Instagram was founded less than two years ago by two Stanford graduates-  Kevin Systrom and Mike Krieger, who are in their 20s, and are now multi-millionaires. “It’s the Web fairy tale that all startups dream of,” said an analyst with Forrester Research, who added: “They took a simple behavior – sharing pictures with friends – and made it a utility that people want.”

Instagram has just 12 employees including its two partners. In early 2011, Zuckerberg of Facebook reached out to Instagram to discuss buying the company, but Systrom chose to keep it independent and focus on expanding it. At the time, Instagram had fewer than 7 million users. Now celebrities like Justin Bieber and brands like Gucci post regular updates.

Some users of Instagram are not happy with this acquisition. Soon after the news broke, many Instagram fans began voicing their displeasure on the service and on Twitter and Facebook. Others lamented the loss of what they saw as an alternative to Facebook and threatened to delete their accounts.

Facebook said it plans to keep Instagram running independently. That’s a departure from its tendency to buy small startups and integrate the technology – or shut them down altogether just so it can hire talented engineers and developers.

“It’s important to be clear that Instagram is not going away. We’ll be working with Facebook to evolve Instagram and build the network,” wrote Systrom in a company blog post.
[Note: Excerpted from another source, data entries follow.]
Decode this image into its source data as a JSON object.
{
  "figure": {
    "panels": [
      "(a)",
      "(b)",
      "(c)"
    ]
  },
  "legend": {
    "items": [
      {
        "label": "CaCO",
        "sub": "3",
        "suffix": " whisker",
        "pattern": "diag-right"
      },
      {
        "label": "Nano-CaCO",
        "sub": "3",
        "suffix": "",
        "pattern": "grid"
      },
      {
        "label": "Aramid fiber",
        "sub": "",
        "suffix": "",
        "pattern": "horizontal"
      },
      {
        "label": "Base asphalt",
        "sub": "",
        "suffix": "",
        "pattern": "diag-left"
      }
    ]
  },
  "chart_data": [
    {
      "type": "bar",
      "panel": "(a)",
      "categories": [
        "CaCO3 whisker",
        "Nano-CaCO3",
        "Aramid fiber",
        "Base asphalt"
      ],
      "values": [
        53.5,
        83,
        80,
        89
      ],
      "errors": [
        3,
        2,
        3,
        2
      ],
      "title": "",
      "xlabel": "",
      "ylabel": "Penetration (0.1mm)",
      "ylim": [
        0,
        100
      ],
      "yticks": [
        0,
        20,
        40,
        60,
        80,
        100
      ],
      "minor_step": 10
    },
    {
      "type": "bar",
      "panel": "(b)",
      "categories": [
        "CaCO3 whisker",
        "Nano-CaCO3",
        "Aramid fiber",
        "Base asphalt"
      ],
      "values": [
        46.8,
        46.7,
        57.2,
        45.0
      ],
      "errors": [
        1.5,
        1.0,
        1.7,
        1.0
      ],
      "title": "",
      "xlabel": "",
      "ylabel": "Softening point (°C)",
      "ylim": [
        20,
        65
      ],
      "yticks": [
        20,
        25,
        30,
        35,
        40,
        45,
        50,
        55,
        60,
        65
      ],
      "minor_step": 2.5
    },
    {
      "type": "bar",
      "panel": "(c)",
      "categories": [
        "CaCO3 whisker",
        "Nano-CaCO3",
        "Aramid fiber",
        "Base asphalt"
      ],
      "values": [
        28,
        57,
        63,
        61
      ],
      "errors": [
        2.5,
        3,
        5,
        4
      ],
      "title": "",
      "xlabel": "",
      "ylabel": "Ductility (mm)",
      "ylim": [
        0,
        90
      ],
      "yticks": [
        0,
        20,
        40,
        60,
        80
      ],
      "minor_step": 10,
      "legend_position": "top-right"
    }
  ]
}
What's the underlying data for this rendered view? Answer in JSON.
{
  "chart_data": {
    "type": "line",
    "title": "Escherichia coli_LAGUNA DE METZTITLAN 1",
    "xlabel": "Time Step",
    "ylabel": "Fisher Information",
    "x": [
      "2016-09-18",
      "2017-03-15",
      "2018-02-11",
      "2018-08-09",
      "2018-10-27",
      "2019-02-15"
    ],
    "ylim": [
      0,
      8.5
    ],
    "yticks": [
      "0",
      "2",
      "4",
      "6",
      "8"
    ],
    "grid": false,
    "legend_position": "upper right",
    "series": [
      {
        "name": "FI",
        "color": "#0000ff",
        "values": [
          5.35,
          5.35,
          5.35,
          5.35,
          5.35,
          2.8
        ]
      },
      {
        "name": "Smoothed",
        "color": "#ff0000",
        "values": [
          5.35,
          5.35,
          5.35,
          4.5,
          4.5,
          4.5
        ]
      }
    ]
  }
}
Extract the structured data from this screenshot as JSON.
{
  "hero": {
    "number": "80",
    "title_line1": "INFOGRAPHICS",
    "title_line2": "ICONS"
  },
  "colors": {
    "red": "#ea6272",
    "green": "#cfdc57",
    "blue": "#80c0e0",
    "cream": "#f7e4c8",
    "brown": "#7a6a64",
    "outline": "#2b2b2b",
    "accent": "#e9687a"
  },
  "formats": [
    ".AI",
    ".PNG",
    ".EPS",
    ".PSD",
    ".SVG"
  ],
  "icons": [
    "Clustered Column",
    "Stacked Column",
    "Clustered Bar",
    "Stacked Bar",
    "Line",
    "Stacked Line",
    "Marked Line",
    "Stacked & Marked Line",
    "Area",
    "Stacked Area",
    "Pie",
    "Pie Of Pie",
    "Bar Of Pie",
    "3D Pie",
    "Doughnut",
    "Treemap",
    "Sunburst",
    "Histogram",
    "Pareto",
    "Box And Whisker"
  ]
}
Instagram and Facebook executives declined to comment further on Monday.

Facebook’s billion dollar valuation of Instagram makes the less-than-two-year-old startup more valuable than 161-year-old The New York Times Company. The New York Times Company, publisher of media heavyweights like The New York Times, International Herald Tribune and The Boston Globe, amongst others, was valued at 946 million dollars based on yesterday’s closing price at the NYSE. This shows that modern technology companies are far ahead of conventional businesses.